Net Results and Financial Health
The consolidated net income reached EUR 307 million, up 11.9% on a constant scope and exchange rate basis and 5.7% on a reported basis. The net margin stands at 8.0%, progressing by 50 basis points. This improvement particularly reflects the decrease in the cost of net financial debt, improved by EUR 23 million due to the reduction in average debt volume and lower interest rates. The financial result amounted to EUR 55 million in 2025, improving by EUR 17 million compared to 2024. The apparent tax rate is set at 28.0%, significantly higher than in 2024 (24.7%), reflecting the increase in ordinary profit before tax and non-recurring items. For the third consecutive year, the group delivered strong free cash flow generation of EUR 324 million in 2025, down from EUR 373 million in 2024, mainly due to unfavorable exchange rate effects and non-recurring items in the second half. Net industrial investments disbursed amounted to EUR 299 million, down from EUR 320 million in 2024. Net financial debt decreased by EUR 85 million year-on-year, and the leverage ratio stood at 1.49x versus 1.58x as of December 31, 2024.

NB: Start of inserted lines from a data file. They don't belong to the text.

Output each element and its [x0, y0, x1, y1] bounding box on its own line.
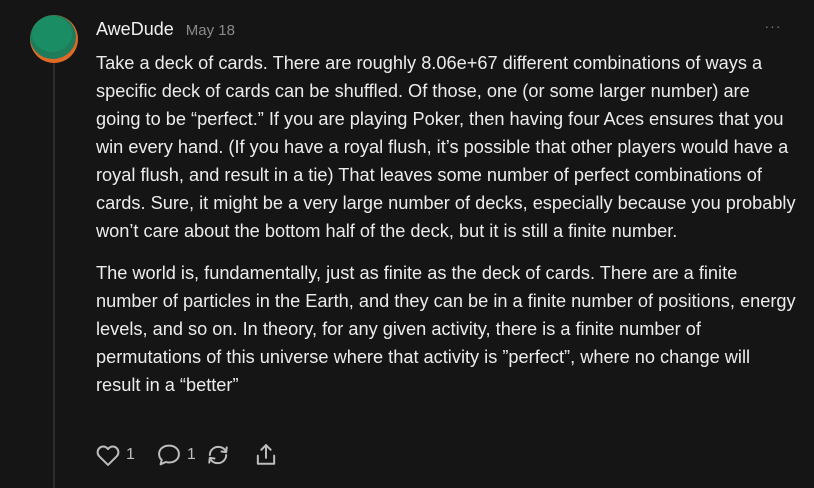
share-button[interactable] [252, 441, 280, 469]
like-button[interactable]: 1 [94, 441, 135, 469]
username[interactable]: AweDude [96, 19, 174, 40]
avatar-graphic [30, 15, 76, 59]
more-icon[interactable]: ··· [762, 18, 784, 38]
restack-button[interactable] [204, 441, 232, 469]
post-header: AweDude May 18 [96, 19, 235, 43]
avatar[interactable] [30, 15, 78, 63]
post-paragraph: The world is, fundamentally, just as fin… [96, 263, 796, 395]
post-date[interactable]: May 18 [186, 22, 235, 39]
heart-icon [94, 441, 122, 469]
action-bar: 1 1 [94, 440, 280, 470]
post-paragraph: Take a deck of cards. There are roughly … [96, 53, 796, 241]
post-body: Take a deck of cards. There are roughly … [96, 49, 796, 413]
thread-line [53, 62, 55, 488]
restack-icon [204, 441, 232, 469]
comment-icon [155, 441, 183, 469]
comment-count: 1 [186, 446, 196, 463]
share-icon [252, 441, 280, 469]
comment-button[interactable]: 1 [155, 441, 196, 469]
like-count: 1 [126, 446, 135, 463]
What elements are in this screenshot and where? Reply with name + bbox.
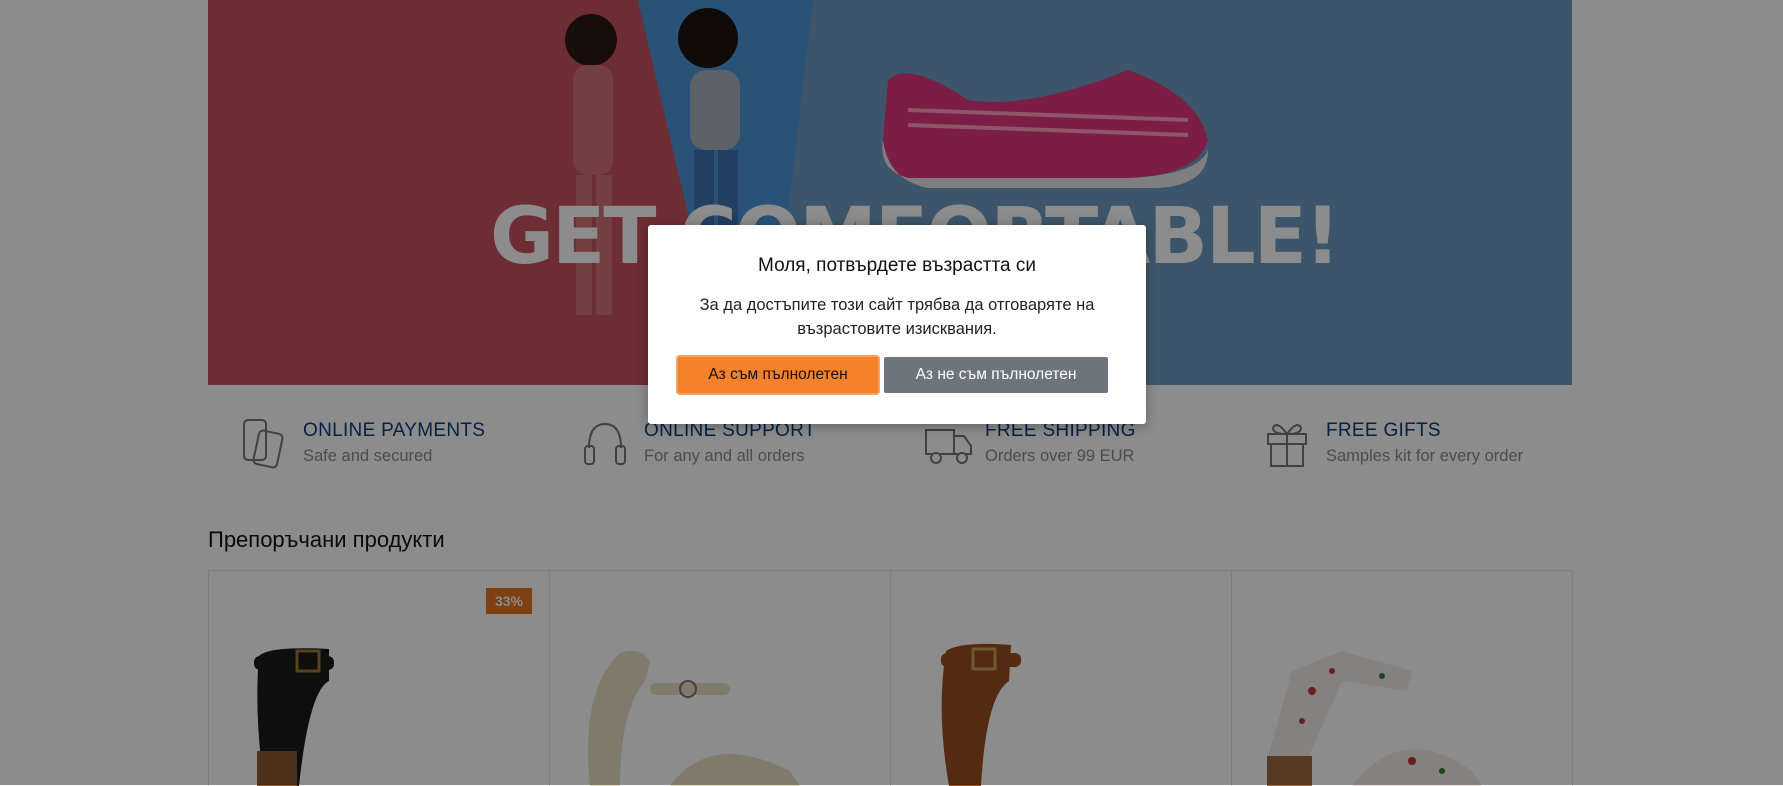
deny-adult-button[interactable]: Аз не съм пълнолетен [884, 357, 1108, 393]
modal-text: За да достъпите този сайт трябва да отго… [699, 296, 1095, 338]
age-verification-modal: Моля, потвърдете възрастта си За да дост… [648, 225, 1146, 424]
modal-title: Моля, потвърдете възрастта си [758, 255, 1036, 276]
confirm-adult-button[interactable]: Аз съм пълнолетен [678, 357, 878, 393]
page: GET COMFORTABLE! ONLINE PAYMENTS Safe an… [0, 0, 1783, 786]
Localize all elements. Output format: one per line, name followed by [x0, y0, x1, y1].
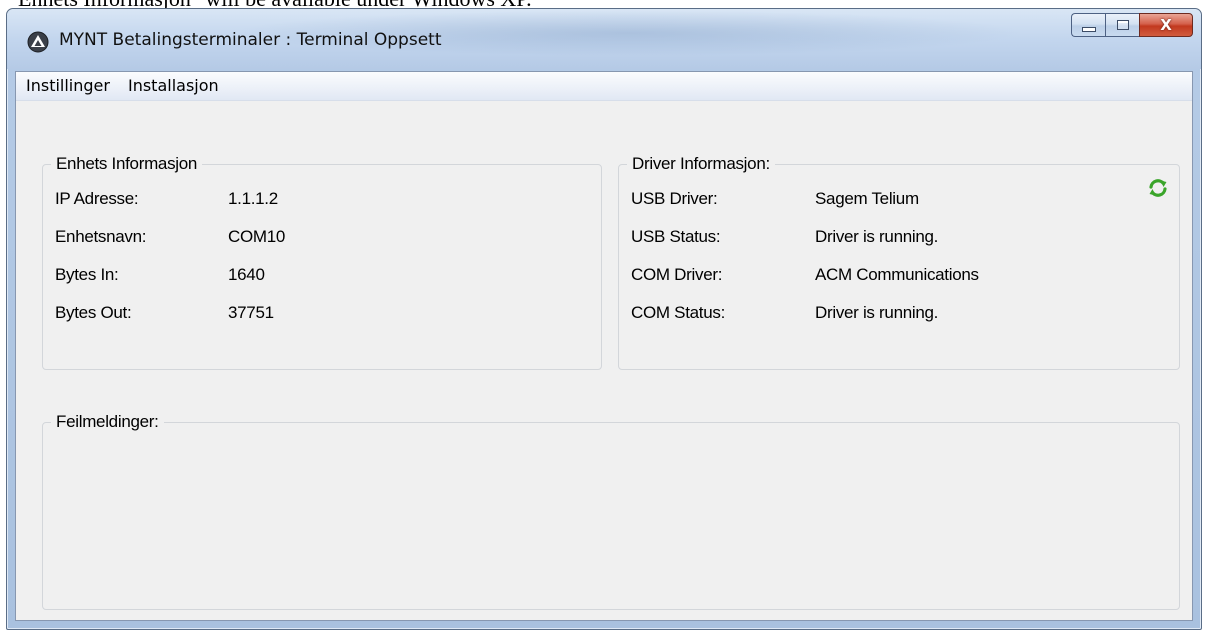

Climate Performance and Future Outlook
The group's climate performance in 2025 is characterized by progress across all indicators. The rate of alternative fuels, increasing for the fifth consecutive year, corresponds to 1.7 million tons of alternative fuels consumed, replacing 1.2 million tons of coal. In France, the reduction of the clinker factor below the 80% threshold and the increase in the substitution rate to over 70% contributed to the reduction of specific emissions in Europe. The VAIA project, awarded on February 12, 2026, the GPID grant by the French government, continues the public support obtained after being selected by the European Innovation Fund program in November 2025. In total, the group has been selected for EUR 340 million in grants for an estimated investment of EUR 700 million excluding grants. For the fiscal year 2025, the Board of Directors will propose to the next general meeting a dividend of EUR 2.0 per share, stable compared to 2024 and implying a yield of 2.6%. Vicat Group stands out with a stable and predictable distribution policy, its dividend having never been lowered over the past 30 years.